The Return of Brezhnev's Stability

A friend recently sent me a RuTube link to two Soviet-era television documentaries by journalist Valentin Zorin, titled "America in the 1970s." Perhaps because many Soviet Jews were already living in the United States -- and writing home about American life -- those programs were unusually sophisticated. They included street footage from New York and San Francisco and acknowledged the United States' economic prowess, breathtaking skyscrapers and natural wonders. Still, their real point, driven home by Zorin, who had made his mark with books such as "America's Uncrowned Kings" was to convince viewers that behind the glittering facade, life for ordinary Americans was no bowl of cherries.

But rather than harp on the old canards about the exploited and downtrodden U.S. working class and a clique of greedy capitalists who had all the money and power, Zorin talked more about the uncertainty of life in the United States.
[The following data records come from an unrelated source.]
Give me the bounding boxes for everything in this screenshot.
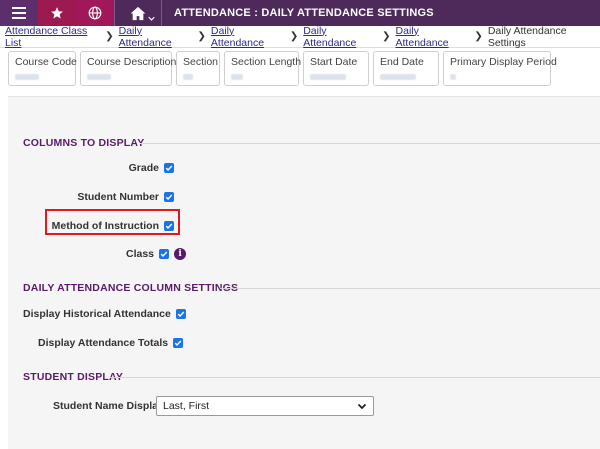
favorites-button[interactable] — [38, 0, 76, 26]
card-value-redacted — [450, 74, 456, 80]
card-label: Course Code — [15, 56, 77, 68]
menu-icon — [12, 7, 26, 19]
card-value-redacted — [380, 74, 416, 80]
section-title-daily-attendance-column-settings: DAILY ATTENDANCE COLUMN SETTINGS — [23, 282, 239, 294]
display-historical-attendance-label: Display Historical Attendance — [23, 308, 171, 320]
method-of-instruction-checkbox[interactable] — [164, 221, 174, 231]
student-name-display-label: Student Name Display — [53, 400, 164, 412]
student-name-display-select[interactable]: Last, First — [156, 396, 374, 416]
method-of-instruction-label: Method of Instruction — [51, 220, 159, 232]
setting-row-class: Class i — [126, 248, 187, 260]
card-label: Course Description — [87, 56, 177, 68]
page-title: ATTENDANCE : DAILY ATTENDANCE SETTINGS — [174, 7, 434, 19]
card-end-date: End Date — [373, 51, 439, 86]
card-course-code: Course Code — [8, 51, 77, 86]
student-number-label: Student Number — [77, 191, 159, 203]
chevron-right-icon: ❯ — [105, 31, 114, 42]
setting-row-display-historical-attendance: Display Historical Attendance — [23, 308, 186, 320]
checkmark-icon — [177, 311, 185, 318]
info-icon[interactable]: i — [174, 248, 187, 260]
menu-button[interactable] — [0, 0, 38, 26]
star-icon — [51, 7, 63, 19]
card-label: Primary Display Period — [450, 56, 557, 68]
checkmark-icon — [174, 340, 182, 347]
setting-row-grade: Grade — [129, 162, 174, 174]
home-icon — [130, 6, 146, 20]
course-info-cards: Course Code Course Description Section S… — [8, 51, 557, 86]
card-start-date: Start Date — [303, 51, 369, 86]
student-name-display-value: Last, First — [163, 400, 210, 412]
display-attendance-totals-checkbox[interactable] — [173, 338, 184, 348]
class-checkbox[interactable] — [159, 249, 170, 259]
breadcrumb-link-daily-attendance[interactable]: Daily Attendance — [211, 25, 285, 49]
card-section: Section — [176, 51, 220, 86]
card-label: End Date — [380, 56, 424, 68]
section-title-student-display: STUDENT DISPLAY — [23, 371, 124, 383]
chevron-down-icon — [148, 16, 155, 21]
grade-checkbox[interactable] — [164, 163, 174, 173]
section-divider — [110, 377, 600, 378]
display-attendance-totals-label: Display Attendance Totals — [38, 337, 169, 349]
breadcrumb-link-daily-attendance[interactable]: Daily Attendance — [303, 25, 377, 49]
checkmark-icon — [160, 251, 168, 258]
breadcrumb-link-attendance-class-list[interactable]: Attendance Class List — [5, 25, 100, 49]
class-label: Class — [126, 248, 155, 260]
card-value-redacted — [87, 74, 111, 80]
breadcrumb: Attendance Class List ❯ Daily Attendance… — [0, 24, 600, 49]
display-historical-attendance-checkbox[interactable] — [175, 309, 186, 319]
setting-row-display-attendance-totals: Display Attendance Totals — [38, 337, 184, 349]
card-value-redacted — [310, 74, 346, 80]
card-value-redacted — [15, 74, 39, 80]
chevron-down-icon — [357, 403, 367, 410]
breadcrumb-link-daily-attendance[interactable]: Daily Attendance — [396, 25, 470, 49]
home-button[interactable] — [114, 0, 162, 26]
globe-button[interactable] — [76, 0, 114, 26]
breadcrumb-link-daily-attendance[interactable]: Daily Attendance — [119, 25, 193, 49]
card-value-redacted — [231, 74, 243, 80]
breadcrumb-current: Daily Attendance Settings — [487, 24, 567, 49]
checkmark-icon — [165, 194, 173, 201]
card-section-length: Section Length — [224, 51, 302, 86]
chevron-right-icon: ❯ — [197, 31, 206, 42]
card-label: Section Length — [231, 56, 302, 68]
globe-icon — [88, 6, 102, 20]
checkmark-icon — [165, 223, 173, 230]
card-primary-display-period: Primary Display Period — [443, 51, 557, 86]
setting-row-method-of-instruction: Method of Instruction — [52, 220, 174, 232]
chevron-right-icon: ❯ — [474, 31, 483, 42]
student-number-checkbox[interactable] — [164, 192, 174, 202]
card-label: Section — [183, 56, 219, 68]
setting-row-student-number: Student Number — [77, 191, 174, 203]
top-navigation-bar: ATTENDANCE : DAILY ATTENDANCE SETTINGS — [0, 0, 600, 26]
chevron-right-icon: ❯ — [289, 31, 299, 42]
setting-row-student-name-display: Student Name Display — [53, 400, 164, 412]
chevron-right-icon: ❯ — [382, 31, 391, 42]
card-label: Start Date — [310, 56, 358, 68]
section-title-columns-to-display: COLUMNS TO DISPLAY — [23, 137, 145, 149]
card-course-description: Course Description — [80, 51, 177, 86]
settings-form: COLUMNS TO DISPLAY Grade Student Number … — [8, 96, 600, 449]
section-divider — [140, 143, 600, 144]
card-value-redacted — [183, 74, 193, 80]
grade-label: Grade — [128, 162, 159, 174]
section-divider — [220, 288, 600, 289]
checkmark-icon — [165, 165, 173, 172]
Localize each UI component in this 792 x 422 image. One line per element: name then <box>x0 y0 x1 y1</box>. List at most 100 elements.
Time and again he returned to the theme that a U.S. worker could lose his job or home at any moment.

The unspoken contrast with the predictability of Soviet life was obvious. If your cousin sends you a photo of his new car six months after arriving to New York, don't be tempted to follow him. Here, your life is stable and your right to work is guaranteed by the Soviet Constitution.

Curiously, stability has been claimed by the current regime as its main achievement. While Soviet propaganda contrasted communist stability with the unpredictable perils of the United States, now the contrast is drawn with the lawless '90s. Just like Zorin's documentaries, the implicit message from today's Kremlin is: In the 1990s, you may have had freedom, but now you've got law and order.